In this article, we will discuss KYNMOBI ™ (Overview). So, let’s get started.
KYNMOBI (apomorphine hydrochloride) is a non-ergoline dopamine agonist indicated for the acute, intermittent treatment of “off” episodes in patients with Parkinson’s disease.
Dosage and Administration
• Sublingual administration only
• Dose initiation should be supervised by a healthcare provider
• Treatment with a concomitant antiemetic, e.g. trimethobenzamide, is
recommended, beginning 3 days prior to initial dose of KYNMOBI™.
• The dose range for KYNMOBI is 10 mg to 30 mg per dose, administered sublingually, as needed.
• KYNMOBI™ doses should be separated by at least 2 hours
• Maximum of 5 doses per day; maximum single dose is 30 mg.
Dosage Forms and Strength
KYNMOBI™ sublingual film: 10 mg, 15 mg, 20 mg, 25 mg, and 30 mg of apomorphine hydrochloride.

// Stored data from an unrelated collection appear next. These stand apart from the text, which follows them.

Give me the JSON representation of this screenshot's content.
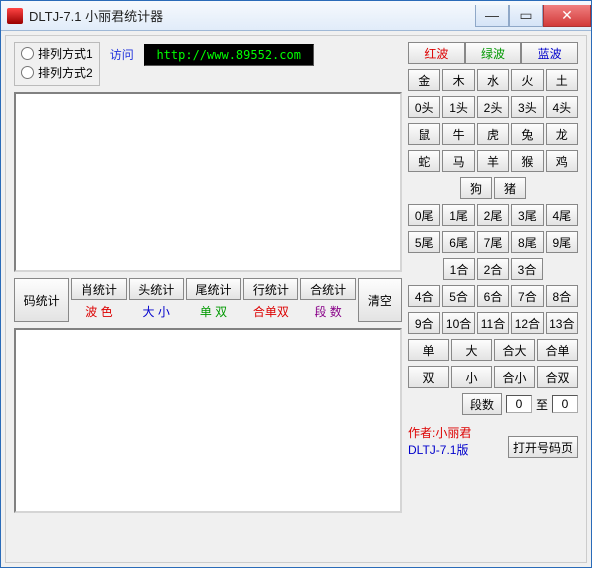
{
  "window": {
    "title": "DLTJ-7.1 小丽君统计器"
  },
  "arrangement": {
    "opt1": "排列方式1",
    "opt2": "排列方式2"
  },
  "visit_label": "访问",
  "url": "http://www.89552.com",
  "stats": {
    "col0": {
      "btn": "码统计"
    },
    "col1": {
      "btn": "肖统计",
      "sub": "波 色"
    },
    "col2": {
      "btn": "头统计",
      "sub": "大 小"
    },
    "col3": {
      "btn": "尾统计",
      "sub": "单 双"
    },
    "col4": {
      "btn": "行统计",
      "sub": "合单双"
    },
    "col5": {
      "btn": "合统计",
      "sub": "段 数"
    },
    "clear": "清空"
  },
  "waves": {
    "red": "红波",
    "green": "绿波",
    "blue": "蓝波"
  },
  "row_elements": [
    "金",
    "木",
    "水",
    "火",
    "土"
  ],
  "row_heads": [
    "0头",
    "1头",
    "2头",
    "3头",
    "4头"
  ],
  "zodiac1": [
    "鼠",
    "牛",
    "虎",
    "兔",
    "龙"
  ],
  "zodiac2": [
    "蛇",
    "马",
    "羊",
    "猴",
    "鸡"
  ],
  "zodiac3": [
    "狗",
    "猪"
  ],
  "tails1": [
    "0尾",
    "1尾",
    "2尾",
    "3尾",
    "4尾"
  ],
  "tails2": [
    "5尾",
    "6尾",
    "7尾",
    "8尾",
    "9尾"
  ],
  "he_row_a": [
    "1合",
    "2合",
    "3合"
  ],
  "he_row_b": [
    "4合",
    "5合",
    "6合",
    "7合",
    "8合"
  ],
  "he_row_c": [
    "9合",
    "10合",
    "11合",
    "12合",
    "13合"
  ],
  "quad1": [
    "单",
    "大",
    "合大",
    "合单"
  ],
  "quad2": [
    "双",
    "小",
    "合小",
    "合双"
  ],
  "seg": {
    "label": "段数",
    "from": "0",
    "to_label": "至",
    "to": "0"
  },
  "author_line1": "作者:小丽君",
  "author_line2": "DLTJ-7.1版",
  "open_btn": "打开号码页"
}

• Concomitant use of KYNMOBI™ with 5HT3 antagonists
• Hypersensitivity to apomorphine or any of its ingredients including sodium metabisulfite.
Warnings and Precautions
• Nausea and vomiting may occur
• Falling asleep during activities of daily living and daytime somnolence may occur, discontinue KYNMOBI if occurs
• Syncope and hypotension/orthostatic hypotension may occur, monitor
• Oral mucosal irritation may occur, which may require pausing or discontinuing treatment
• Falls may occur, or increase
• May cause hallucinations and psychotic-like behavior
• May cause impulse control and impulsive behaviors, consider dose reduction or discontinuing KYNMOBI if occurs.
• Withdrawal-emergent hyperpyrexia and confusion may occur with rapid dose reduction or withdrawal
• May prolong QTc and cause torsades de pointes or sudden death; consider risk factors prior to initiation.
Most common adverse reactions incidence at least 10% in patients treated with KYNMOBI™ and with an incidence greater than placebo) were nausea, oral/pharyngeal soft tissue swelling, oral/pharyngeal soft tissue pain and paraesthesia, dizziness, and somnolence.